Iran : Un hypermarché aux faux airs de Carrefour dans un regain de tensions

Diabolisé par les puissances occidentales qui ont fait front commun lors du G20 à Pittsburg, l’Iran, dans

lundi 28 septembre 2009

Diabolisé par les puissances occidentales qui ont fait front commun lors du G20 à Pittsburg, l’Iran, dans un échange de bons procédés, a focalisé à son tour tous les regards en testant aujourd’hui ses missiles longue portée.

Avec en toile de fond une recrudescence de tensions sur le nucléaire iranien, la France occupe la pôle position en étant à couteaux tirés avec la République Islamique, depuis l’outrecuidante ingérence de Nicolas Sarkozy lors de l’élection présidentielle.
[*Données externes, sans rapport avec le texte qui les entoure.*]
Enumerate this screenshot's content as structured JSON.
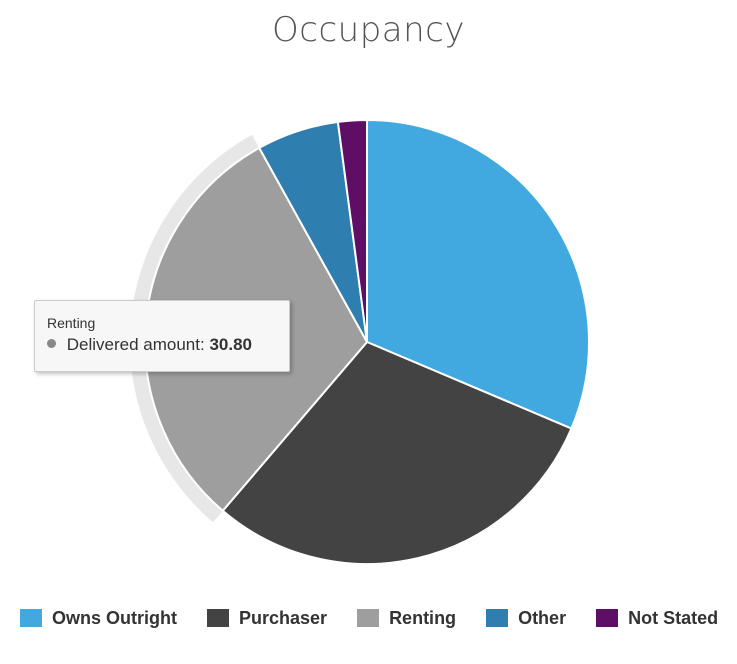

Signe des temps, ou plutôt d’un climat diplomatique explosif, le groupe Carrefour, numéro deux mondial de la grande distribution, s’est récemment désengagé d’un projet de création d’un gigantesque hypermarché à Téhéran, lancé par ses soins il y a deux ans, et qui a ouvert ses portes le mois dernier, sous l’enseigne Hyperstar.

Affichant un logo aux faux airs de Carrefour, ce magasin a finalement vu le jour grâce au groupe Majid Al Futtaim (MAF), un géant de la vente au détail basé à Dubaï, et fait notoire partenaire de longue date de Carrefour au Proche-Orient.

Alors que tout au long de sa phase de construction, les élus municipaux de Téhéran déclaraient à la presse qu’il ouvrirait sous l’enseigne Carrefour, le directeur de l’hypermarché expliquait le mois dernier sans ambages : « En raison de problèmes politiques entre l’Iran et la France, Carrefour ne nous a pas autorisés à utiliser son nom ici ».

Cela étant, par le biais du groupe Majid Al Futtaim qui gère les magasins Carrefour au Proche-Orient, le géant français devrait toucher une part des profits réalisés par l’Hyperstar de Téhéran.

Les jeux de pouvoir ont certes dicté sa stratégie commerciale à Carrefour, mais de là à priver le fleuron français de la grande distribution d’une manne financière au nom de la raison d’Etat, il ne faut pas s’illusionner !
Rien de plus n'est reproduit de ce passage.